China not 'Cold War adversary': US official
Senior US officials are using more positive tones to describe US-China relations a little more than two months before President Barack Obama leaves the Oval Office.
Assistant Secretary of State Daniel Russel on Thursday would not confirm if there has been an instruction from the White House to the Pentagon and others last month not to describe US-China relations as a "great power competition" because that suggests the two countries are on a collision course.
He said he had not seen the document. "However, I do know that it is not the policy of the United States and it is not the belief of President Obama that we should treat China as a Cold War adversary," Russel told a briefing at the Foreign Press Center after a recent trip that took him to the Philippines, Thailand and Cambodia.
He admitted that the two countries have profound differences in some important areas and there are differences in strategic objectives and perspectives on issues such as human rights and tactics of how to achieve peaceful denuclearization of the Korean Peninsula.
He emphasized that Obama has been determined to engage China in a "direct, open, candid, honest dialogue" and "that solves problems where we can solve problems, that narrows differences where we can't solve them and that manages difference where we can't narrow them.
"And I think that sustained effort has put a strong foundation under the relationship that can absorb a great deal of stress and does.
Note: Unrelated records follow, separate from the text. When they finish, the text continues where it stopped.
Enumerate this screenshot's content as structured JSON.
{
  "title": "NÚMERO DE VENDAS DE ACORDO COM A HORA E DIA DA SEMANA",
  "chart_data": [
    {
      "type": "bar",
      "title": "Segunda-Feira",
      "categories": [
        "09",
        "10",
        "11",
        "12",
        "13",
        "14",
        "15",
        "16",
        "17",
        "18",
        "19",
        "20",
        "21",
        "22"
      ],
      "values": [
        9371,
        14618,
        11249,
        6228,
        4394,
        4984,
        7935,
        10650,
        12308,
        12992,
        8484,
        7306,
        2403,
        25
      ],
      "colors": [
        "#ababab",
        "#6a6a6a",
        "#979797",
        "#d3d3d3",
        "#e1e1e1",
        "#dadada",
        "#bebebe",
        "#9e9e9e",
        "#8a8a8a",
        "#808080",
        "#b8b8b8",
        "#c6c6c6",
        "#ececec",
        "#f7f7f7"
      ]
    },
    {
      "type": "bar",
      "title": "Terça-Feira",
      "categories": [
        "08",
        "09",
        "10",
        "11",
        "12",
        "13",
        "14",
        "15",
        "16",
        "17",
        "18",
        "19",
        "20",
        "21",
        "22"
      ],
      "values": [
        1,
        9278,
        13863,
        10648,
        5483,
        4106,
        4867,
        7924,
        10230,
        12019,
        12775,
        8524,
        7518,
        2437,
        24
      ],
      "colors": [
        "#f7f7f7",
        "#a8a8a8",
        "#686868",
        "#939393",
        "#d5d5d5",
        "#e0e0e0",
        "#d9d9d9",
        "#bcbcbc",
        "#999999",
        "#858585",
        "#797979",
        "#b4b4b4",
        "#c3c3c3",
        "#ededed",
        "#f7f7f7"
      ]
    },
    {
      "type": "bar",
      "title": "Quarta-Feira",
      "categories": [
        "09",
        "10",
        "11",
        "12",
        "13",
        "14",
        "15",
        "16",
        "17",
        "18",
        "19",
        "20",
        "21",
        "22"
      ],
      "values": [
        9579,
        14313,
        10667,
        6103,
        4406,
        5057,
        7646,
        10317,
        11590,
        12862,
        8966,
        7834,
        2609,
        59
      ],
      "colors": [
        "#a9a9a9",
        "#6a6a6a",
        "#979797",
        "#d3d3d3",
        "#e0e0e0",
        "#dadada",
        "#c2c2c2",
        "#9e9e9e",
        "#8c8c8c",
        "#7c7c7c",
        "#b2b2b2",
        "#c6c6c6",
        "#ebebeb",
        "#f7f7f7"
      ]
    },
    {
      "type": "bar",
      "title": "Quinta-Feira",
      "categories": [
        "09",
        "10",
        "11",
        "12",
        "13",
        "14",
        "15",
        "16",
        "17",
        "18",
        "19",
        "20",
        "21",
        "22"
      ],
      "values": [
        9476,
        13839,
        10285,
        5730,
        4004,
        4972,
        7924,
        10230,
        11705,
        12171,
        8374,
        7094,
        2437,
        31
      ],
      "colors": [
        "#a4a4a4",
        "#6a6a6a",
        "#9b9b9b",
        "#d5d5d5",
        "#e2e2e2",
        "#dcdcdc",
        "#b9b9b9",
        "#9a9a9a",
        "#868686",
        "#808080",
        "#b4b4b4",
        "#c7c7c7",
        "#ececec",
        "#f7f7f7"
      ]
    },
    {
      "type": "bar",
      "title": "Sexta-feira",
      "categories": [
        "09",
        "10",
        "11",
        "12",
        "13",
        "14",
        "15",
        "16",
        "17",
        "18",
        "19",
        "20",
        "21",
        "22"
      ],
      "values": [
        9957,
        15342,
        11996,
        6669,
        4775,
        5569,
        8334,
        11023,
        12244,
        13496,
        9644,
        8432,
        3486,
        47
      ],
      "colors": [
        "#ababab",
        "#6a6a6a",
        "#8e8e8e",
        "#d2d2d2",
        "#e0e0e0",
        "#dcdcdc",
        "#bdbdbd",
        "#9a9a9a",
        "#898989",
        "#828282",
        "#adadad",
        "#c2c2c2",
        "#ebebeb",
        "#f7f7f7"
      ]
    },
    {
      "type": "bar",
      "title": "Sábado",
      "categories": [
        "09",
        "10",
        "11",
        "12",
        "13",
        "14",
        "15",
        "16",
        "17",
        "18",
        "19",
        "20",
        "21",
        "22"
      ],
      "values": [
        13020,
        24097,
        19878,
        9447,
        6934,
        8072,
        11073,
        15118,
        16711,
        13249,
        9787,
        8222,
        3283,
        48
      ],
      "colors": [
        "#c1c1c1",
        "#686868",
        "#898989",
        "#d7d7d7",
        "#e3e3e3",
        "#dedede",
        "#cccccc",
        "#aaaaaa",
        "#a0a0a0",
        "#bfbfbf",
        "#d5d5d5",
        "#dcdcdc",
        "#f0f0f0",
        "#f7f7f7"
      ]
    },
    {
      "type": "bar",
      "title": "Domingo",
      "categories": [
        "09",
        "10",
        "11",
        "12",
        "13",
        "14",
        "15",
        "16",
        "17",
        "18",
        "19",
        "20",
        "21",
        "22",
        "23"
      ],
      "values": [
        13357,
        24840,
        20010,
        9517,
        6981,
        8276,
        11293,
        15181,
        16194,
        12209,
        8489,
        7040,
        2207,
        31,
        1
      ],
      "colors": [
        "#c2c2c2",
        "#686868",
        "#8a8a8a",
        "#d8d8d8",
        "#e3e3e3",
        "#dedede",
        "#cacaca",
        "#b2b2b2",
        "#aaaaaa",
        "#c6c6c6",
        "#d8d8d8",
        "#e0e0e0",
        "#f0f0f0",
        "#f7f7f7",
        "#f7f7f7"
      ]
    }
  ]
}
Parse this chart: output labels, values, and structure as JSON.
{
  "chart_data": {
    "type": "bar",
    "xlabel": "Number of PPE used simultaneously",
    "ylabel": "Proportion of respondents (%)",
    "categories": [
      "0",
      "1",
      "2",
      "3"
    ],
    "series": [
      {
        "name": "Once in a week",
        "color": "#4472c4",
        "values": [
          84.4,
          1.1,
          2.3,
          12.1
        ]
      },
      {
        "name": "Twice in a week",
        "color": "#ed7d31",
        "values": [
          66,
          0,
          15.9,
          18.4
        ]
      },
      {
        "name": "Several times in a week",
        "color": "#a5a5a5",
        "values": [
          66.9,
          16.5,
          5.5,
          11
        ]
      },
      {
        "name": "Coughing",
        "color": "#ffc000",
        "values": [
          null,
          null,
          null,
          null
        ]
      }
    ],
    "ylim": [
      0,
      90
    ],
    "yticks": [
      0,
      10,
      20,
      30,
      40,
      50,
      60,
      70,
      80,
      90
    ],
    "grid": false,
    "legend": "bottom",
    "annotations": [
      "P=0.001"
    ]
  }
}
And that's a good thing," said Russel, who has worked in the Obama administration since 2009, first as White House special assistant to the president and National Security Council senior director for Asian affairs before taking his current job in 2013.
He described the meeting on Tuesday in New York between Chinese State Councilor Yang Jiechi and US National Security Advisor Susan Rice and Secretary of State John Kerry as part of a rich set of high-level consultations between the two countries and the importance the two countries placed on expanding areas of cooperation and addressing areas of differences.
The North Korea nuclear issue featured prominently in the talk, according to Russel.
The veteran US diplomat was bombarded with questions about the warming relations between China and some Southeast Asian nations, in particular the Philippines and Malaysia.
Philippine President Rodrigo Duterte visited Beijing last month to improve ties that were strained under his predecessor Benigno Aquino III. Duterte also has talked about distancing his country from the US on foreign policy decisions and the US troop presence.
In Beijing on Thursday, President Xi Jinping met with Malaysian Prime Minister Najib Razak and Razak invited Xi to visit his country again.
Late last month, three PLA Navy ships made a five-day port call to Cam Ranh Bay in Vietnam to strengthen military-to-military ties between the two neighbors.
"The very idea that third country cooperation with China is somehow a bad thing to the United States is ridiculous," Russel said.
"The notion that the US and China in the Asia-Pacific region are engaged in some sort of strategic rivalry, some sort of great games is wrong," he said.
In the past, US diplomats often have portrayed China as an actor destabilizing the region that should be held responsible for the tension in the South China Sea. Chinese have blamed the US for the problems in the region.
On Thursday, Russel and other State Department officials joined Kerry in the swearing-in of the new US ambassador to the Philippines Sung Kim. Kim was the previous US special envoy to the Six-Party Talks and former US ambassador to South Korea.